After spending a great many years roaming broadly in the eastern forest, it’s been my observation that outdoors people only make use of a fraction of the wild country that’s out there. I took my nephew a year and a half ago on a December camping trip into the heart of the Smokey Mountains and, this being a weekend, he was disheartened to see the crowds filling the parking lot nearest our prospective campsite.
“Don’t worry, Stevie,” I assured him, “We’ll hike a mile down the trail and there’ll be almost no-one.” And, sure enough, we followed this plan, crossed paths with virtually no-one and shared an expansive back-country camping area with only one other small group. We had the forest to ourselves the next day.
This experience was very typical – 90% of the pressure on 10% of the woods, even in a very popular place like the Smokey Mountains National Park. Mostly, I think this has to do with physical ability and aging but even among people who think of themselves as lovers of the out-of-doors and adventurers, they usually only see a fraction of the wild space out there, and normally the same places and few trails that all the other adventurers see. But why? Do people not want to get off the beaten track?
So, here we are again back to comfort and familiarity and the recommendations of the people who’ve gone before us. But the indoorsmen of today also, almost invariably, flock to the official, state sanctioned places of recreation: official trailheads, state fishing access sites, and the canoe launches of official “water trails.” This must seem safe, a sure bet for a fun day in the sun and some good photos. Maybe people don’t really want to wander off into the dark recesses of the forest, into the unknown. Maybe it’s just me.
But if you also want to see the places almost no-one else will see, those deep hollow where fisher, porcupine and bear might have their dens, then there is a simple method: Begin with a map. The map is not sentient – it won’t tell you all the “great hikes” that might be right for you. Neither is the map authoritative, it won’t tell you where you can and can’t go. It just opens up a world of possibility. High, steep ridges can be found as can the sources of streams and the shores of lakes. What to do with any of this is up to you.
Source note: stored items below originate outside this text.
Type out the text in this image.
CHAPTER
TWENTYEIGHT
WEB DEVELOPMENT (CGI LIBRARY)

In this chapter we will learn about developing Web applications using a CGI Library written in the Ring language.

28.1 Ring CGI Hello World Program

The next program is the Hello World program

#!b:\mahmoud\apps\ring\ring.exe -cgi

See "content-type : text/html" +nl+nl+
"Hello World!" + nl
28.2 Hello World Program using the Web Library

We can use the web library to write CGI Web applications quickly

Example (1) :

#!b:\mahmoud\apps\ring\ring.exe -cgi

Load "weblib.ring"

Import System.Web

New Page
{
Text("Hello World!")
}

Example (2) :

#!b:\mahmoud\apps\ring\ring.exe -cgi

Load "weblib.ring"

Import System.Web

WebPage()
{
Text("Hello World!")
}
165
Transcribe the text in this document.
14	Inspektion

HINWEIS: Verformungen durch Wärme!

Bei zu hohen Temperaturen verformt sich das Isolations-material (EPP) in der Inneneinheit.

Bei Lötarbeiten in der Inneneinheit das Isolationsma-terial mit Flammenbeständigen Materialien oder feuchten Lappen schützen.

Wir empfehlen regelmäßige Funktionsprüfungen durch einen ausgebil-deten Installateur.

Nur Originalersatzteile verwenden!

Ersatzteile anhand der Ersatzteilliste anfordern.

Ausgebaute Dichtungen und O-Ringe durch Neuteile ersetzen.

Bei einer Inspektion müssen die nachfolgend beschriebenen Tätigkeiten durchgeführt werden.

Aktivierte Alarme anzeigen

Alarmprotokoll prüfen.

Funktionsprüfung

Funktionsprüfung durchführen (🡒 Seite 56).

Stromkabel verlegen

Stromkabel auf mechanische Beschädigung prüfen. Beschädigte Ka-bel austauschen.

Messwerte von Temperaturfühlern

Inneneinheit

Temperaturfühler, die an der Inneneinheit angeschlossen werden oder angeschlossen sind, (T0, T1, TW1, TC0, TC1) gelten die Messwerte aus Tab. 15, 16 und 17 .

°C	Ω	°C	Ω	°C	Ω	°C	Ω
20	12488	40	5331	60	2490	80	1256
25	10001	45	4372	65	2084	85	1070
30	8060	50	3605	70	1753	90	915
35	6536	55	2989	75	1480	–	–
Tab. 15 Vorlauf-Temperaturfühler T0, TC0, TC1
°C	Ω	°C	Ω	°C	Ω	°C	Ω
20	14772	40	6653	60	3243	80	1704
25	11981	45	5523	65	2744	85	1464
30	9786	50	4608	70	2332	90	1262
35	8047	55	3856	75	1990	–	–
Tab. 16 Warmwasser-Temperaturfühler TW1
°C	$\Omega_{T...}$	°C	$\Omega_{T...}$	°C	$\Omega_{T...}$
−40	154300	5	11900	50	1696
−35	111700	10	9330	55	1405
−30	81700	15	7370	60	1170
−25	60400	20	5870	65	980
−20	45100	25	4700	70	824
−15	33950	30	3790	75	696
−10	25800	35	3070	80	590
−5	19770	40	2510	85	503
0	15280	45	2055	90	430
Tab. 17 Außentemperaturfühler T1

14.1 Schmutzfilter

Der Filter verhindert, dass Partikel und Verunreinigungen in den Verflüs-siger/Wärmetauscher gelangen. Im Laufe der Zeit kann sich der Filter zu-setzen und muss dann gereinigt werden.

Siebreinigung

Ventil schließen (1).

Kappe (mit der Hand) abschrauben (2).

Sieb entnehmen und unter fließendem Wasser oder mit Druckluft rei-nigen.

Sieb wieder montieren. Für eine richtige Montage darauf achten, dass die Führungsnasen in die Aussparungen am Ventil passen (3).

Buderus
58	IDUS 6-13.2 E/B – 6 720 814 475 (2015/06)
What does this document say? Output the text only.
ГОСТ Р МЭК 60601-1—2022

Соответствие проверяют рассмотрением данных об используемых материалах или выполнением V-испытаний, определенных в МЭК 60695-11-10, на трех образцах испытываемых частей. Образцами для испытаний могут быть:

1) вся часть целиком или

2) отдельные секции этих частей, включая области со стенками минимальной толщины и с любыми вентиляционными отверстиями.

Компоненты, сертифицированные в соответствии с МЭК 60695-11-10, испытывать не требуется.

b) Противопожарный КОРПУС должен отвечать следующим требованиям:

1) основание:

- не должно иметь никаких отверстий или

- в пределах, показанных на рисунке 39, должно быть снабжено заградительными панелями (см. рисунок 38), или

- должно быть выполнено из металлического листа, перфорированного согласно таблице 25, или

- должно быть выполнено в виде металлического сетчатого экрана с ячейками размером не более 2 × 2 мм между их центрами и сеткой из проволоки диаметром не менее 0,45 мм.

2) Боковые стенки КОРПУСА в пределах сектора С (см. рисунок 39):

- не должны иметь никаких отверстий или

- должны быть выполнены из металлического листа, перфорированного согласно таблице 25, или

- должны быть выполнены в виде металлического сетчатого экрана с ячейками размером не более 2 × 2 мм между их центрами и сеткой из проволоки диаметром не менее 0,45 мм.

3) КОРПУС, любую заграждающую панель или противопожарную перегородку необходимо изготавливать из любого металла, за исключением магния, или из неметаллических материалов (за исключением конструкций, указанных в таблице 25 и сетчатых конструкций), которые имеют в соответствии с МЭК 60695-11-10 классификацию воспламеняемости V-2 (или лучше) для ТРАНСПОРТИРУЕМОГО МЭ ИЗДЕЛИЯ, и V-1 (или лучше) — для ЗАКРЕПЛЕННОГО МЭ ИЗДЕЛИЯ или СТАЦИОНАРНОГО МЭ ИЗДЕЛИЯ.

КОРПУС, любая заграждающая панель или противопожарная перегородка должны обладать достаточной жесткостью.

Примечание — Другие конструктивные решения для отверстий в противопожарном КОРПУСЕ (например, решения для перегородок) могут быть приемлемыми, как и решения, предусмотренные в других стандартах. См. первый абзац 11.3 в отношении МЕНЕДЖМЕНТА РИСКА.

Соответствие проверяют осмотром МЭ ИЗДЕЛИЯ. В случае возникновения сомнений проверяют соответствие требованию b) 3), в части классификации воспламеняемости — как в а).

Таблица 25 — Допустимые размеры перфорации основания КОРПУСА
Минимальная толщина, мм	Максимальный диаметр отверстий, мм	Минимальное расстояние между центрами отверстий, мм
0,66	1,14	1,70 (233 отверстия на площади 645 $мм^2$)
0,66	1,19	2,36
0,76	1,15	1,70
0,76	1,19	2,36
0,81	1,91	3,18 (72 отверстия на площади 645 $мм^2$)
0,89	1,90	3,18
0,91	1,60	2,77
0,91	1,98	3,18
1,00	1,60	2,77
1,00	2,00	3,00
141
There’s a lot more I’d like to share on the topic of breaking away from the masses, the hackneyed patterns and established trails, but I’ll have to get back to it in another post. I’m kind of an expert in this area, if nothing else. And to part with one final practical thought; if you do nothing else to enhance your outdoor experience this year, go out and get a topographic atlas of your own state. You really don’t know how much you don’t know until you open it.